Но не это высказывание Томаса Манна имели мы в виду, говоря о соответствии спокойного вопроса «Что ж, на сей раз правда?» и невозмутимого выражения лица чувствам, с какими он принял известие о премии, а два, по меньшей мере два других, выражающих всю противоречивость его отношения к прижизненной славе — и скепсис, который она всегда у него вызывала, и, с другой стороны, интуитивную убежденность в том. что слава, успех, признание вводят в «песню», так сказать, его жизни и что, следовательно, достигая их, он добросовестно выполняет свой долг.
«Слава при жизни, — сказал он задолго до Нобелевской премии, отвечая на приветствия в мюнхенской ратуше, — дело сомнительное... Никто из нас не знает, в каком ранге он встанет перед будущим, перед временем». Таков его объективный взгляд на проблему славы. А в «Очерке моей жизни», написанном непосредственно после Нобелевской премии, именно она послужила отправной точкой для освещения и субъективной стороны этой проблемы: «Чрезвычайное отличие, жалуемое Шведской академией... по-видимому, находилось на моем пути — говорю это без заносчивости, исходя из спокойного, хотя и не бесстрастного уразумения моей судьбы, моей «земной» роли, с которой как-никак связан сомнительный блеск успеха и которую я расцениваю чисто по-человечески, не слишком кичась ею духовно... Обладая некоторым воображением, ...я вполне мог бы извлечь сладостные потрясения из этого неправдоподобного события — и... счесть равными себе Моммзена, Франса, Гамсуна, Гауптмана; но мысль о тех, кто не получил премию, как нельзя более способна умерить такого рода мечтательную экзальтацию».

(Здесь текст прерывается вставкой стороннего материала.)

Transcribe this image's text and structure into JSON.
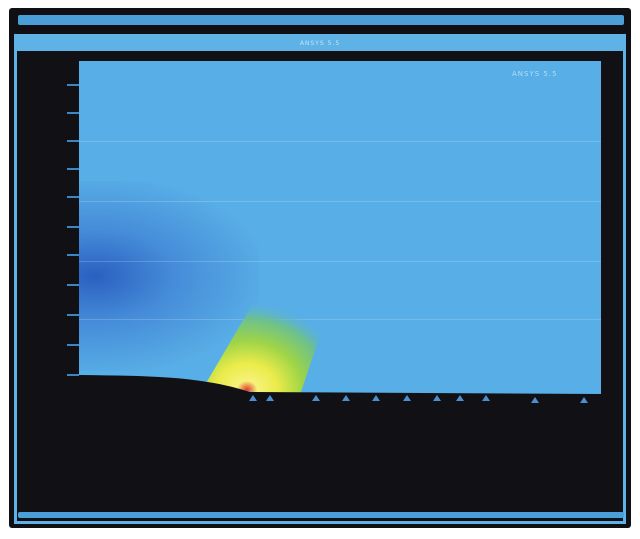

Когда писались приведенные строки, подходила к концу работа над первым романом тетралогии об Иосифе, вобравшей в себя в итоге среди множества автобиографических мотивов и тему прижизненных почестей, признания «миром» и славы. Иосиф, который с юных лет живет в ожидании и предчувствии своего «возвышения», действительно достигает к зрелым годам высочайшего положения в Египте, он становится равным фараону, и его детские мечты о своем исключительном, божественном или полубожественном жребии как будто реализуются. Но по мере реализации этих игривых мечтаний, очень похожих на знакомую нам игру в прекрасного принца, по мере созревания Иосиф убеждается во вспомогательности, второстепенности роли, отведенной ему в замыслах «бога», и в конце концов принимает как должное, как высшую справедливость решение отца «благословить» не его, а его старшего брата Иуду, мирскою славой вовсе не избалованного. Иуда же, не подготовленный всей своей прошлой жизнью к великой ответственности, налагаемой на него этим решением, подчиняется ему с удивлением, испугом и гордостью. Нет, мы совсем не хотим огрублять сложного соотношения между искусством и жизнью поспешными аналогиями, совсем не хотим навязывать читателю какое-то категорическое толкование важного в системе символов тетралогии понятия «благословение», о котором уверенно можно сказать лишь, что в затронутой нами связи оно означает жизнеспособность, право на будущее. Обратились мы к романам об Иосифе только для того, чтобы яснее показать, что имел в виду наш герой, говоря о сомнительности прижизненной славы, и каким все-таки ответственным бременем она казалась ему, только ради более интимной и точной передачи чувств, которые испытывал, принимая почести, этот почетный доктор, юбиляр и лауреат, благо и сам он, отпраздновав свое семидесятилетие, обратился в письме к Генриху к своим тогда уже целиком завершенным романам об Иосифе с той же целью: «...Не так-то просто при всем том, что мне оказывают сейчас добрые люди, надлежаще держаться внешне и внутренне. Растроганность тоже очень смешна. Надо воспринимать это больше как нервное усилие и не ударить лицом в грязь, несмотря на основательный скепсис, больше того, меланхолическую уверенность, что самому-то виднее. Иосиф прекрасно знает, что его жизнь была «игрой и намеком на благодать». С другой стороны, есть и Иуда, который говорит про себя: «Кто бы подумал. Каплет на мою голову. Боже, помоги мне, но это я». Устами обоих говорит доля опыта».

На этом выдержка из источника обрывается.